If a user follows this example as written, other local or network actors may be able to control downloads or cause files to be written under the user's account.
The documentation presents an agent automation pattern for a JSON-RPC download daemon that can listen beyond localhost and allow all origins, without showing an RPC secret or other access control.
aria2c --daemon --enable-rpc --rpc-listen-port=6800 ... aria2c --enable-rpc --rpc-listen-all=true --rpc-allow-origin-all=true
Do not run the listen-all/allow-origin-all RPC example as-is. Bind RPC to localhost, set an RPC secret, restrict CORS/firewall access, and stop the daemon when finished.
Downloads may run using the user's logged-in browser session, including access to account-gated content, without a separate confirmation at the moment cookies are used.
For Bilibili URLs, the script automatically reads browser session cookies from Chrome, Firefox, or Edge and reuses them for the download. That is delegated account/session access.
if [[ "$URL" =~ bilibili\.com|b23\.tv ]]; then ... yt-dlp --cookies-from-browser "$browser" -j "$URL" ... EXTRA_ARGS+=(--cookies-from-browser "$browser")

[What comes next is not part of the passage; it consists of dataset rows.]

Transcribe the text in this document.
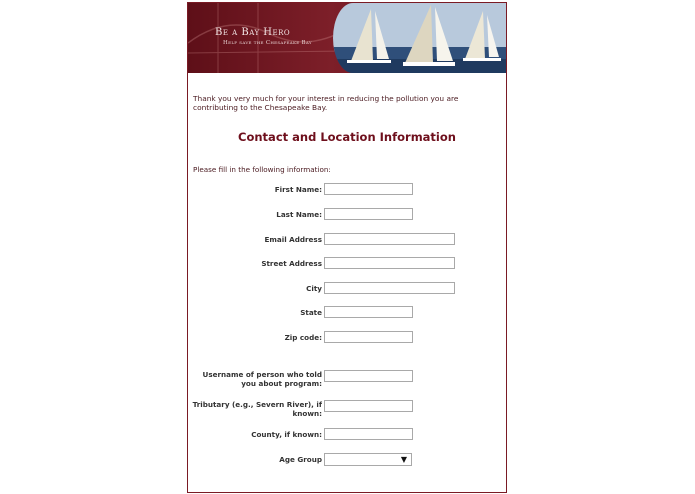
Be a Bay Hero
Help save the Chesapeake Bay
Thank you very much for your interest in reducing the pollution you are contributing to the Chesapeake Bay.
Contact and Location Information
Please fill in the following information:
First Name:
Last Name:
Email Address
Street Address
City
State
Zip code:
Username of person who told you about program:
Tributary (e.g., Severn River), if known:
County, if known:
Age Group	▼
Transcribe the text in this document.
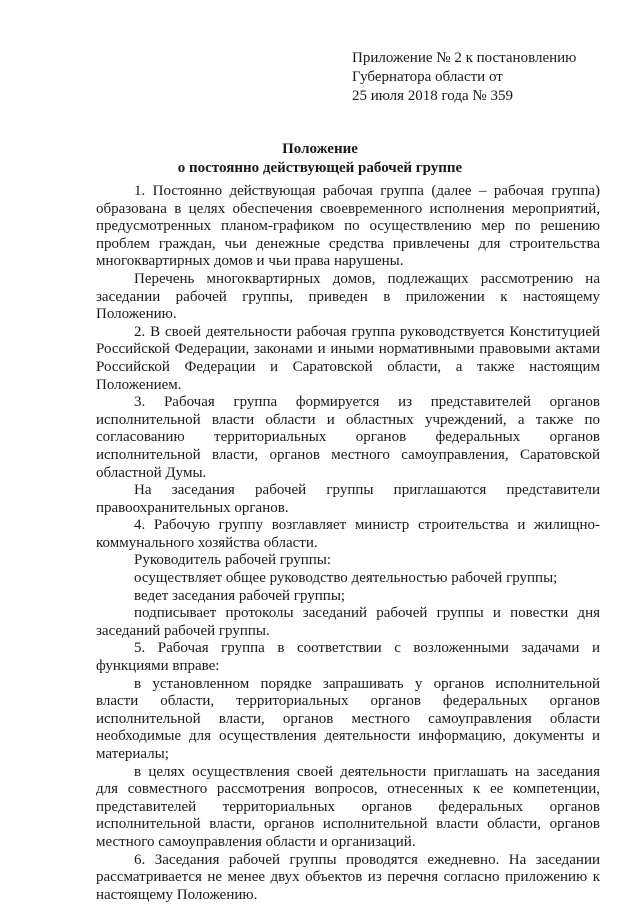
Приложение № 2 к постановлению
Губернатора области от
25 июля 2018 года № 359
Положение
о постоянно действующей рабочей группе

1. Постоянно действующая рабочая группа (далее – рабочая группа) образована в целях обеспечения своевременного исполнения мероприятий, предусмотренных планом-графиком по осуществлению мер по решению проблем граждан, чьи денежные средства привлечены для строительства многоквартирных домов и чьи права нарушены.

Перечень многоквартирных домов, подлежащих рассмотрению на заседании рабочей группы, приведен в приложении к настоящему Положению.

2. В своей деятельности рабочая группа руководствуется Конституцией Российской Федерации, законами и иными нормативными правовыми актами Российской Федерации и Саратовской области, а также настоящим Положением.

3. Рабочая группа формируется из представителей органов исполнительной власти области и областных учреждений, а также по согласованию территориальных органов федеральных органов исполнительной власти, органов местного самоуправления, Саратовской областной Думы.

На заседания рабочей группы приглашаются представители правоохранительных органов.

4. Рабочую группу возглавляет министр строительства и жилищно-коммунального хозяйства области.

Руководитель рабочей группы:

осуществляет общее руководство деятельностью рабочей группы;

ведет заседания рабочей группы;

подписывает протоколы заседаний рабочей группы и повестки дня заседаний рабочей группы.

5. Рабочая группа в соответствии с возложенными задачами и функциями вправе:

в установленном порядке запрашивать у органов исполнительной власти области, территориальных органов федеральных органов исполнительной власти, органов местного самоуправления области необходимые для осуществления деятельности информацию, документы и материалы;

в целях осуществления своей деятельности приглашать на заседания для совместного рассмотрения вопросов, отнесенных к ее компетенции, представителей территориальных органов федеральных органов исполнительной власти, органов исполнительной власти области, органов местного самоуправления области и организаций.

6. Заседания рабочей группы проводятся ежедневно. На заседании рассматривается не менее двух объектов из перечня согласно приложению к настоящему Положению.
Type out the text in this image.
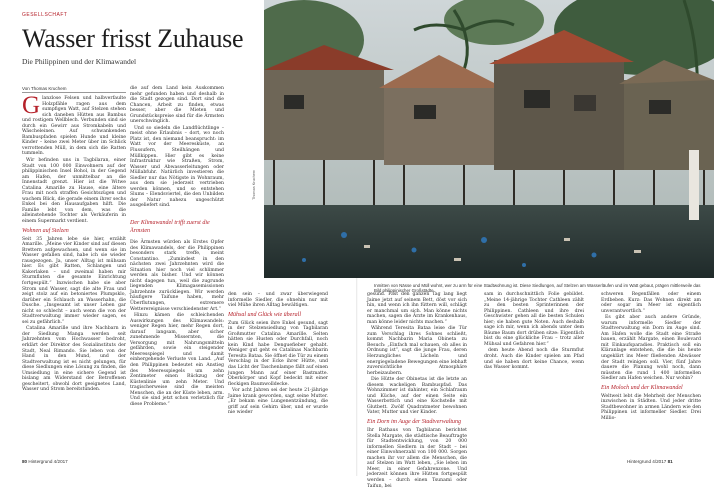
GESELLSCHAFT
Wasser frisst Zuhause
Die Philippinen und der Klimawandel
Von Thomas Kruchem

Glanzlose Felsen und halbverfaulte Holzpfähle ragen aus dem sumpfigen Watt, auf Stelzen stehen sich daneben Hütten aus Bambus und rostigem Wellblech. Verbunden sind sie durch ein Gewirr aus Stromkabeln und Wäscheleinen. Auf schwankenden Bambuspfaden spielen Hunde und kleine Kinder – keine zwei Meter über im Schlick verrottenden Müll, in dem sich die Ratten tummeln.

Wir befinden uns in Tagbilaran, einer Stadt von 100 000 Einwohnern auf der philippinischen Insel Bohol, in der Gegend am Hafen, der unmittelbar an die Innenstadt grenzt. Hier ist die Witwe Catalina Amarille zu Hause, eine ältere Frau mit noch straffen Gesichtszügen und wachem Blick, die gerade einem ihrer sechs Enkel bei den Hausaufgaben hilft. Die Familie lebt von dem, was die alleinstehende Tochter als Verkäuferin in einem Supermarkt verdient.

Wohnen auf Stelzen

Seit 35 Jahren lebe sie hier, erzählt Amarille. „Meine vier Kinder sind auf diesen Brettern aufgewachsen, und wenn sie im Wasser gefallen sind, habe ich sie wieder rausgezogen. Ja, unser Alltag ist mühsam hier. Es gibt Ratten, Schlangen und Kakerlaken – und zweimal haben mir Sturmfluten die gesamte Einrichtung fortgespült.“ Inzwischen habe sie aber Strom und Wasser, sagt die alte Frau und zeigt stolz auf ein betoniertes Plumpsklo, darüber ein Schlauch an Wasserhahn, die Dusche. „Insgesamt ist unser Leben gar nicht so schlecht – auch wenn die von der Stadtverwaltung immer wieder sagen, es sei zu gefährlich.“

Catalina Amarille und ihre Nachbarn in der Siedlung Manga werden seit Jahrzehnten vom Hochwasser bedroht, erklärt der Direktor des Sozialinstituts der Stadt, Neal Rimando. Sie leben von der Hand in den Mund, und der Stadtverwaltung ist es nicht gelungen, für diese Siedlungen eine Lösung zu finden, die Umsiedlung in eine sichere Gegend ist bislang am Widerstand der Betroffenen gescheitert, obwohl dort geeignetes Land, Wasser und Strom bereitstünden.

die auf dem Land kein Auskommen mehr gefunden haben und deshalb in die Stadt gezogen sind. Dort sind die Chancen, Arbeit zu finden, etwas besser, aber die Mieten und Grundstückspreise sind für die Ärmsten unerschwinglich.

Und so siedeln die Landflüchtlinge – meist ohne Erlaubnis – dort, wo noch Platz ist, den niemand beansprucht: im Watt vor der Meeresküste, an Flussufern, Steilhängen und Müllkippen. Hier gibt es keine Infrastruktur wie Straßen, Strom, Wasser und Abwasserleitungen oder Müllabfuhr. Natürlich investieren die Siedler nur das Nötigste in Wohnraum, aus dem sie jederzeit vertrieben werden können, und so entstehen Slums – Elendsviertel, die den Unbilden der Natur nahezu ungeschützt ausgeliefert sind.

Der Klimawandel trifft zuerst die Ärmsten

Die Ärmsten würden als Erstes Opfer des Klimawandels, der die Philippinen besonders stark treffe, meint Constantino. „Zumindest in den nächsten zwei Jahrzehnten wird die Situation hier noch viel schlimmer werden als bisher. Und wir können nicht dagegen tun, weil die zugrunde liegenden Klimagasemissionen Jahrzehnte zurückliegen. Wir werden häufigere Taifune haben, mehr Überflutungen, extremere Wetterereignisse verschiedenster Art.“

Hinzu kämen die schleichenden Auswirkungen des Klimawandels: weniger Regen hier, mehr Regen dort, darauf langsam, aber sicher zunehmende Missernten, die Versorgung mit Nahrungsmitteln gefährden, sowie ein steigender Meeresspiegel und damit einhergehende Verluste von Land. „Auf den Philippinen bedeutet ein Anstieg des Meeresspiegels um zehn Zentimeter einen Rückzug der Küstenlinie um zehn Meter. Und tragischerweise sind die meisten Menschen, die an der Küste leben, arm. Und sie sind jetzt schon verletzlich für diese Probleme.“

den sein – und zwar überwiegend informelle Siedler, die ohnehin nur mit viel Mühe ihren Alltag bewältigen.

Mühsal und Glück wie überall

Zum Glück seien ihre Enkel gesund, sagt in der Stelzensiedlung von Tagbilaran Großmutter Catalina Amarille. Selten hätten sie Husten oder Durchfall, noch kein Kind habe Dengueﬁeber gehabt. Weniger gut geht es Catalinas Nachbarin Teresita Bataa. Sie öffnet die Tür zu einem Verschlag in der Ecke ihrer Hütte, und das Licht der Taschenlampe fällt auf einen jungen Mann auf einer Bastmatte. Oberkörper und Kopf bedeckt mit einer fleckigen Baumwolldecke.

Vor acht Jahren sei der heute 21-jährige Jaime krank geworden, sagt seine Mutter. „Er bekam eine Lungenentzündung, die griff auf sein Gehirn über, und er wurde nie wieder

80 Hintergrund 4/2017

gesund. Fast den ganzen Tag lang liegt Jaime jetzt auf seinem Bett, döst vor sich hin, und wenn ich ihn füttern will, schlägt er manchmal um sich. Man könne nichts machen, sagen die Ärzte im Krankenhaus, man könne leider nichts machen.“

Während Teresita Bataa leise die Tür zum Verschlag ihres Sohnes schließt, kommt Nachbarin Maria Obineta zu Besuch: „Einfach mal schauen, ob alles in Ordnung ist“, sagt die junge Frau, deren Herzungliches Lächeln und energiegeladene Bewegungen eine lebhaft zuversichtliche Atmosphäre herbeizaubern.

Die Hütte der Obinetas ist die letzte an diesem wackeligen Bambuspfad. Das Wohnzimmer ist dahinter, ein Schlafraum und Küche, auf der einen Seite ein Wasserbottich und eine Kochstelle mit Glutbett. Zwölf Quadratmeter bewohnen Vater, Mutter und vier Kinder.

Ein Dorn im Auge der Stadtverwaltung

Ihr Rathaus von Tagbilaran berichtet Stella Margate, die städtische Beauftragte für Stadtentwicklung, von 20 000 informellen Siedlern in der Stadt – bei einer Einwohnerzahl von 100 000. Sorgen machen ihr vor allem die Menschen, die auf Stelzen im Watt leben, „Sie leben im Meer, in einer Gefahrenzone. Und jederzeit können ihre Hütten fortgespült werden – durch einen Tsunami oder Taifun, bei

sam in durchschnittlich Folie gebildet. „Meine 14-jährige Tochter Cathleen zählt zu den besten Sprinterinnen der Philippinen. Cathleen und ihre drei Geschwister gehen all die besten Schulen hier; sie haben gute Noten. Auch deshalb sage ich mir, wenn ich abends unter dem Bäume Baum dort drüben sitze: Eigentlich bist du eine glückliche Frau – trotz aller Mühsal und Gefahren hier.“

dem heute Abend noch die Sturmflut droht. Auch die Kinder spielen am Pfad und sie haben dort keine Chance, wenn das Wasser kommt.

schweren Regenfällen oder einem Erdbeben. Kurz: Das Wohnen direkt am oder sogar im Meer ist eigentlich unverantwortlich.“

Es gibt aber auch andere Gründe, warum informelle Siedler der Stadtverwaltung ein Dorn im Auge sind. Am Hafen wolle die Stadt eine Straße bauen, erzählt Margate, einen Boulevard mit Einkaufsparadies. Praktisch soll ein Kläranlage entstehen, die die bis heute ungeklärt ins Meer fließenden Abwässer der Stadt reinigen soll. Vier, fünf Jahre dauere die Planung wohl noch, dann müssten die rund 1 400 informellen Siedler am Hafen weichen. Nur wohin?

Ein Moloch und der Klimawandel

Weltweit lebt die Mehrheit der Menschen inzwischen in Städten. Und jeder dritte Stadtbewohner in armen Ländern wie den Philippinen ist informeller Siedler. Drei Millio-

Hintergrund 4/2017 81
Thomas Kruchem
Inmitten von Nässe und Müll wohnt, wer zu arm für eine Stadtwohnung ist. Diese Siedlungen, auf Stelzen am Wasserläufen und im Watt gebaut, prägen mittlerweile das Bild philippinischer Großstädte.
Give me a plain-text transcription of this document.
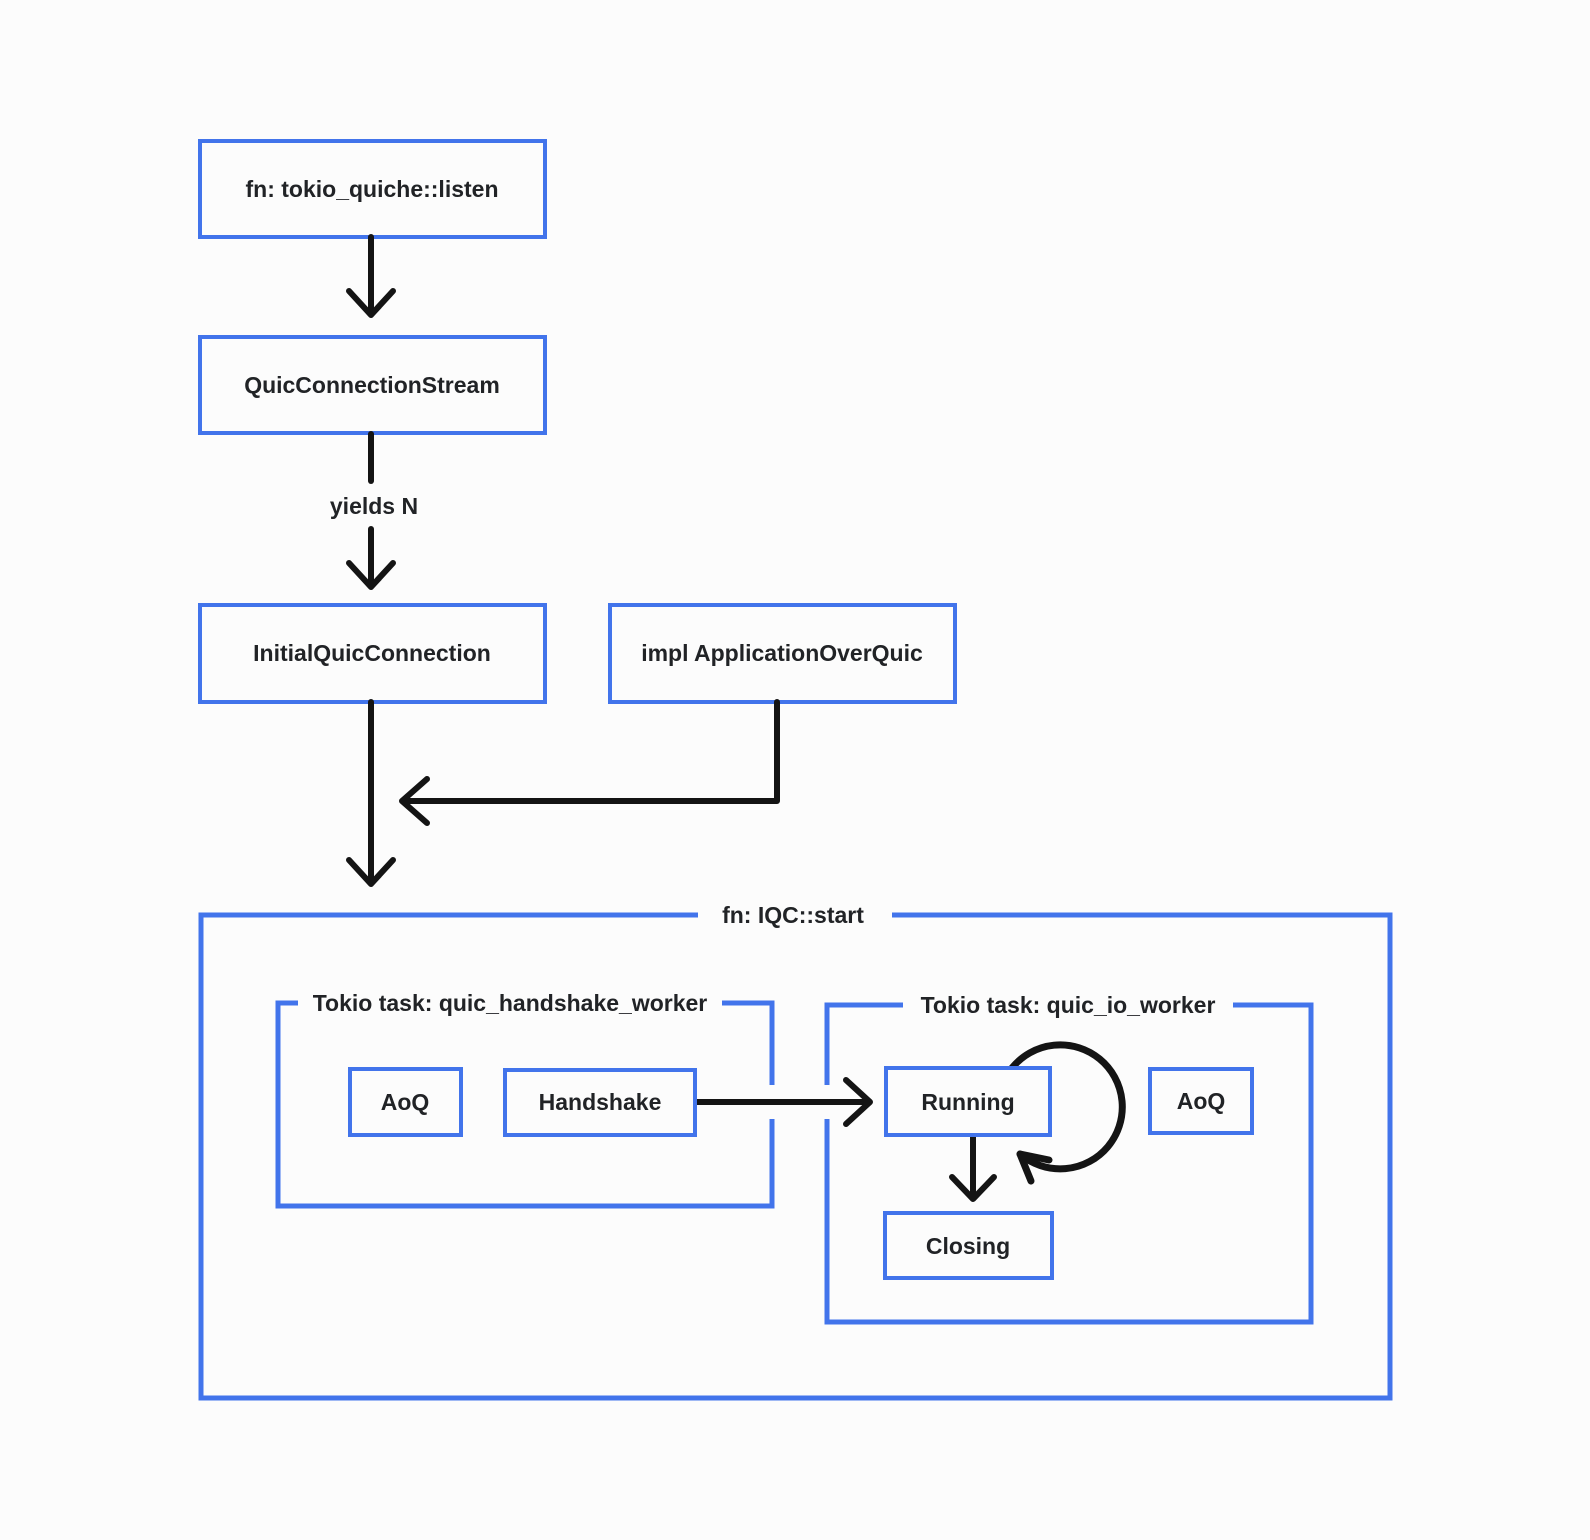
fn: IQC::start
Tokio task: quic_handshake_worker	Tokio task: quic_io_worker
fn: tokio_quiche::listen
QuicConnectionStream
InitialQuicConnection	impl ApplicationOverQuic
yields N
AoQ	Handshake	Running	AoQ
Closing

Require explicit user approval before using browser cookies, document exactly which browser/account is used, and prefer scoped exported cookie files when possible.
Installing the toolkit changes the local environment and depends on the trustworthiness of package-manager sources at install time.
The installer uses package managers to install unpinned global/system tools. This is expected for a download toolkit, but package versions and provenance are not locked by the skill.
pip3 install "$pkg" ... npm install -g "$pkg" ... sudo apt-get install -y aria2 wget ffmpeg jq 2>/dev/null || true
Run the installer only when you trust the package sources, review what will be installed, and consider installing tools manually or pinning versions in controlled environments.